Upgrading infrastructure has fueled rapid economic growth in the world's most populous country, China. Hope is springing
once again that the second-most-populous one, India, might follow the same path. To avoid disenchantment, India will need to
work extra hard to get support from investors at home and abroad, and to deliver on past promises.
China, with its sprawling networks of new highways, airports and budding high-speed rail connections, makes for a daunting
comparison. India has weaker government finances and an unruly democratic government that lacks China's authoritarian
discipline. Clearing land for roads or power plants in China is a cinch; not so in India, where land rights are often hugely
contentious. Government-backed companies have led China's infrastructure build-out. India's push will depend heavily on the
private sector. And India, with its history of murky and investor-unfriendly rules on infrastructure investment, has a record of
disappointment.
But the government of Prime Minister Manmohan Singh, empowered by a decisive victory for his Congress party in elections
last year, is making infrastructure a priority, with roads a particular focus of attention.
Kamal Nath, a high-profile politician, has taken on responsibility for roads and highways in what's widely seen as a sign of the
post's new importance. His goal is to build 20 kilometers of new highway a day, and he's seeking $41 billion in private-sector
investment over the next three to four years to help fund the construction.
He knows the depth of the problem. At a conference cohosted by The Wall Street Journal Asia in New Delhi last month, Mr.
Nath declared that of India's 70,000 kilometers of highways, 16,000 "aren't worth driving on," and noted that 40% of India's
fruits and vegetables rot before reaching market because of delays from poor roads and rail lines.
One thing in India's favor is an active stock market for raising funds. Infrastructure companies have raised about $6.3 billion
since the beginning of 2008 on the Bombay Stock Exchange, according to Dealogic. Much of that has been for power projects,
though road companies have gone to market as well. The most recent, IL&FS Transportation Networks Ltd., raised a modest
$138 million in an offering that began trading March 30.
Attracting support from institutional investors, including foreign pension funds and insurance companies, won't be so easy.
Many are wary of directly funding so-called greenfield projects that have yet to break ground, for fear of getting caught up in
the kinds of disputes that torpedoed past investments such as Enron Corp.'s ill-fated Dabhol power project. The $2.9 billion
plant closed in June 2001 after the loss-plagued Maharashtra State Electricity Board stopped payments, saying the rates were
too high. Subsequent attempts to rescue the project have failed. And investors keen on emerging-market infrastructure plays
have other options, not least China among them.
Still, some foreign investors are showing interest in companies that have already taken on the greenfield risk. On Friday, GMR
Energy Ltd, the energy unit of India's GMR Infrastructure Ltd., said Singapore state investment firm Temasek Holdings Pte.
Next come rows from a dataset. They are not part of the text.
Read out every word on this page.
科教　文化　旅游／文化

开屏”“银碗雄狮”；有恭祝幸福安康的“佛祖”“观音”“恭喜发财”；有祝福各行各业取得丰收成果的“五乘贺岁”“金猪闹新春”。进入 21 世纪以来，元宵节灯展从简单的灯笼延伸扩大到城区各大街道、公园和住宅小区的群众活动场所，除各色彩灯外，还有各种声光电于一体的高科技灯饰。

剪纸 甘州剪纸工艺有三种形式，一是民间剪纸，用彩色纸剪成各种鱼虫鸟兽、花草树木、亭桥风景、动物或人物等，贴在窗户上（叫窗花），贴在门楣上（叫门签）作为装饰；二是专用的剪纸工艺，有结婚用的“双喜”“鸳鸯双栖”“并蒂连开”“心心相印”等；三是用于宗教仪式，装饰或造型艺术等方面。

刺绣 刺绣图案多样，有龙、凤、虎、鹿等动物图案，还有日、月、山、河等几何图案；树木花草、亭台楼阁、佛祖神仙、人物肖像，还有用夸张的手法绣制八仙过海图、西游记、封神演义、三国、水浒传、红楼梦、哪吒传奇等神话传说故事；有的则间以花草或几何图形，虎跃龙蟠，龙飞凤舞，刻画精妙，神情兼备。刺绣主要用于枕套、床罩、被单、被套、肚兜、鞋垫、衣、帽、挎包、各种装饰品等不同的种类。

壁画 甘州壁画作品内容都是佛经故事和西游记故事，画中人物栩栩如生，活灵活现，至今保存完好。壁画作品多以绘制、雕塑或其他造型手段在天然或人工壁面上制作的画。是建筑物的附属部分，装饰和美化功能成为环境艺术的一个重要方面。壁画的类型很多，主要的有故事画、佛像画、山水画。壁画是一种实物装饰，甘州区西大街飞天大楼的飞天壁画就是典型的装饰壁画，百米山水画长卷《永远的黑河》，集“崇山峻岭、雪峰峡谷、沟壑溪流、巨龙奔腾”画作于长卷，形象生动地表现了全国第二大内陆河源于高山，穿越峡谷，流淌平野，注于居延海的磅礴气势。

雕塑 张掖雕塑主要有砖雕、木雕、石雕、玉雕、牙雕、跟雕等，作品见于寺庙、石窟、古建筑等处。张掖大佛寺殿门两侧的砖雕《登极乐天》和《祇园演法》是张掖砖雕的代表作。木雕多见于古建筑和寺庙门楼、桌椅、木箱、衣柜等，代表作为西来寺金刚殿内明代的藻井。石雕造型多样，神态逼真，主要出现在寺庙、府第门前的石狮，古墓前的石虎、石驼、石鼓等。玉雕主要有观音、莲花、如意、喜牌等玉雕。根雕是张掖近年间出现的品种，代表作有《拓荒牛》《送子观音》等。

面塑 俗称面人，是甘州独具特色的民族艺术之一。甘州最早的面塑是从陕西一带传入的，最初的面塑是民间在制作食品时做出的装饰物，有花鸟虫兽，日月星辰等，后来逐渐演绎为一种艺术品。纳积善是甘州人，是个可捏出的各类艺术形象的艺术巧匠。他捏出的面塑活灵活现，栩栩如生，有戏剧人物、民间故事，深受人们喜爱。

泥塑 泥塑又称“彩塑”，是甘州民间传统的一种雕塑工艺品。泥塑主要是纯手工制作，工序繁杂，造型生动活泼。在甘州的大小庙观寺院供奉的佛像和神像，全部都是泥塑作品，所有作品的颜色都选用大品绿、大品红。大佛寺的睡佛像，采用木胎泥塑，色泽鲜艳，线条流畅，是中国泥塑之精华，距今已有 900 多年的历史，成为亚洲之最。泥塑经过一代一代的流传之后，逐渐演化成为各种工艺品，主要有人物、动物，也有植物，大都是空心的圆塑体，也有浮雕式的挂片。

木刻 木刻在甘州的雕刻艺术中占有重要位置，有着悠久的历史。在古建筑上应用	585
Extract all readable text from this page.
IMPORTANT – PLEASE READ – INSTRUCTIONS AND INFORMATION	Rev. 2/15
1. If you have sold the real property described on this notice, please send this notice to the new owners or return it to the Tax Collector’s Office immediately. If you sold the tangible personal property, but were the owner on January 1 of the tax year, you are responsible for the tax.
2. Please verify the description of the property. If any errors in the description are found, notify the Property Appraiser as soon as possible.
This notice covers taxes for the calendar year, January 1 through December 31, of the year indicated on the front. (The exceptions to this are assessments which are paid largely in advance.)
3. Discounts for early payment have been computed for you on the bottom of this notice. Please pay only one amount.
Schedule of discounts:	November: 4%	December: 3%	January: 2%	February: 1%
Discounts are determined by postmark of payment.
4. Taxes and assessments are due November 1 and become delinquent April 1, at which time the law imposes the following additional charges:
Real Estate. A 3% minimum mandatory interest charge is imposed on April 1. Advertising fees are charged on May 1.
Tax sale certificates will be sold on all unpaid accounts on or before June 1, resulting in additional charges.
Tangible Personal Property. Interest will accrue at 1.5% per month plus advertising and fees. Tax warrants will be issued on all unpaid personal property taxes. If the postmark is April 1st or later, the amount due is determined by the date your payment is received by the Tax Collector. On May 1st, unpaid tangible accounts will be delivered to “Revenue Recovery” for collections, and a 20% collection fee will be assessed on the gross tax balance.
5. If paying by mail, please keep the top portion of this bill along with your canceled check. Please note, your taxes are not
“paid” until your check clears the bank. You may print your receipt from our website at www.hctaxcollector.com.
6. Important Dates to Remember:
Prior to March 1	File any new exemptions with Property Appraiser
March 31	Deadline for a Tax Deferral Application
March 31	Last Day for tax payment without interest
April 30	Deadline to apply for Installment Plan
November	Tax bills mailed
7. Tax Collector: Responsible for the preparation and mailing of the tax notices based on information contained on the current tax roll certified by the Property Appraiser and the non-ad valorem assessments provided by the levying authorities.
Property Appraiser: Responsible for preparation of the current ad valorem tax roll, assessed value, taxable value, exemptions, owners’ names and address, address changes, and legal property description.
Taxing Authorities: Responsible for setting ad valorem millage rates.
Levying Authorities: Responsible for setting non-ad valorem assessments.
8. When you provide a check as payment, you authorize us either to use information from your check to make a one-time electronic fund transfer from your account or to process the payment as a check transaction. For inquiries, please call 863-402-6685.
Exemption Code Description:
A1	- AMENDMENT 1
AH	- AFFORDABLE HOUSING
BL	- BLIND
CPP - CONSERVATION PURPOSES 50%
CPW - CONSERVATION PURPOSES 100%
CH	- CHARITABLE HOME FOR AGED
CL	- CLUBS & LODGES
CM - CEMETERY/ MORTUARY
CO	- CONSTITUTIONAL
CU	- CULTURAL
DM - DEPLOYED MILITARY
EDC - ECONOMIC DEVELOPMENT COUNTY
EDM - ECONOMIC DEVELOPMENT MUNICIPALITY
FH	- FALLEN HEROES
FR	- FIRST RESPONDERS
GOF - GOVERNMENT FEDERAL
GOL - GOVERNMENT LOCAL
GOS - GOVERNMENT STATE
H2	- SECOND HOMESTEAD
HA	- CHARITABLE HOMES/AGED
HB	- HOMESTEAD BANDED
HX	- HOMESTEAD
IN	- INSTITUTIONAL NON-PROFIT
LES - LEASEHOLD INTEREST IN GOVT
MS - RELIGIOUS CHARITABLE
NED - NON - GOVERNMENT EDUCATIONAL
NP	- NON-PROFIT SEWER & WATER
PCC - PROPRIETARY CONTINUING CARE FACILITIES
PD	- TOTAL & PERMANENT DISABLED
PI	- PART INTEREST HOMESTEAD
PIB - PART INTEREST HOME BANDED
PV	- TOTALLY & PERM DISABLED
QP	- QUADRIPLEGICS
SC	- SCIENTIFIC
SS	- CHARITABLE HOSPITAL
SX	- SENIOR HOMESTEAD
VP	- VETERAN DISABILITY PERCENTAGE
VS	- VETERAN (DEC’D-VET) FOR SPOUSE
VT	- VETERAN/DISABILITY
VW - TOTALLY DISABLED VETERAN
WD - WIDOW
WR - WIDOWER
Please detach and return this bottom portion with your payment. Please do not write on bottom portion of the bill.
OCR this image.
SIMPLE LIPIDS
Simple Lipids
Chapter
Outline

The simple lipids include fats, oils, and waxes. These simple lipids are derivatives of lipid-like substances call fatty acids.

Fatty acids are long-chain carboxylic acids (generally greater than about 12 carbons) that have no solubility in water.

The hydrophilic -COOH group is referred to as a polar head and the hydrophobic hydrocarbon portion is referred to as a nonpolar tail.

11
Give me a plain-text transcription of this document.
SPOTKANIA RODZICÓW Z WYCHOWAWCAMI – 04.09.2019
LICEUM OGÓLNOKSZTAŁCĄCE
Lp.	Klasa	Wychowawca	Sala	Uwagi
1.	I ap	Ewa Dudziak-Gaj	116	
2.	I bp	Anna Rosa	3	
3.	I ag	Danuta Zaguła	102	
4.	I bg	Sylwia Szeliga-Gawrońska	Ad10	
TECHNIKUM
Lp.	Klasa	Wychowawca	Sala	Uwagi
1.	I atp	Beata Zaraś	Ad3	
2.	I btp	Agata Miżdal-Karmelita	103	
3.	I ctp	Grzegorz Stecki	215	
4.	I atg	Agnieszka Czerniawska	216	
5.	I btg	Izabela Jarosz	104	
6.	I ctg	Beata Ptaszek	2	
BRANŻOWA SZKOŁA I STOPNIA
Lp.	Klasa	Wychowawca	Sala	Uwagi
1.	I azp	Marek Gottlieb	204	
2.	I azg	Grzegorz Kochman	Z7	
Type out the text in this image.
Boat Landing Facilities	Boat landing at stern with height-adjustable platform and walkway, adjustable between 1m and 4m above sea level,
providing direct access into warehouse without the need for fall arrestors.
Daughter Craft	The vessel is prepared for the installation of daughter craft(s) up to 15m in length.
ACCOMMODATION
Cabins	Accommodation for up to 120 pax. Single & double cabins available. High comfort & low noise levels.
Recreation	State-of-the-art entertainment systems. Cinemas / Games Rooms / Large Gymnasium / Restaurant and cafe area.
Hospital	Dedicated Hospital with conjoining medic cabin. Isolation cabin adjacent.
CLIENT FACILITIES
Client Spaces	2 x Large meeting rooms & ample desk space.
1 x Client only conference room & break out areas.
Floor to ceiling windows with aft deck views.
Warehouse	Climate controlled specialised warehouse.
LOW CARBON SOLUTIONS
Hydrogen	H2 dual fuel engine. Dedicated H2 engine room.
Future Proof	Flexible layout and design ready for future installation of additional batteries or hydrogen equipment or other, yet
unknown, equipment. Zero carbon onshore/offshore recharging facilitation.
Ltd. will invest $200 million to fund existing projects. Last month, a consortium of global investors led by Morgan Stanley
Infrastructure Partners agreed to invest $425 million in Asian Genco Pte. Ltd., an Indian power company.
Mr. Nath has recently been to Hong Kong and Tokyo trying to drum up interest from other big investors. He's offering
incentives that include a 10-year tax holiday and allowing foreign investors to take up to 100% of projects. "I do get the sense
that foreign institutional investors are quite keen on coming to India overall and specifically for infrastructure," says Pankaj
Vaish, managing director and head of global markets for India at Nomura Holdings Inc. "The key," he notes, "is the terms and
conditions and valuations."
New road concessions will come up for bidding soon—-as many as nine megaprojects in the next few months, Mr. Nath said
recently. Terms such as those that set caps on tolls need to be attractive enough to attract quality builders, but tough enough
to enforce quality control. Building roads isn't enough: Building them to last and maintaining them is the key.
The other big litmus test of India's infrastructure prospects could be how well power companies that raised billions of dollars
through the stock market in the last few years execute their plans. Reliance Power Ltd., a utility controlled by billionaire Anil Ambani,
started generating power at its first project in December after raising $3 billion in January 2008. A high valuation doomed that
initial public offering, India's largest ever, to failure in the aftermarket; the stock today still trades at a fraction of its offering
price.
Further evidence that the money Reliance Power and others have raised is contributing desperately needed power to India's
feeble electrical grid and earning profits in the process would encourage more investment. Maggie Lee, who lead manages
the Invesco Asian infrastructure fund, notes Invesco won't invest in a company without reported profits. But once it generates
positive cash flow, the story can change.
"In India, historically, they overpromise and underdeliver," says Ms. Lee. However, if infrastructure investment really starts to
take off, she adds, "India, over the longer term, could be theoretically more exciting" than China. That's a hope India's
government and the private companies leading its infrastructure drive should strive hard not to dash.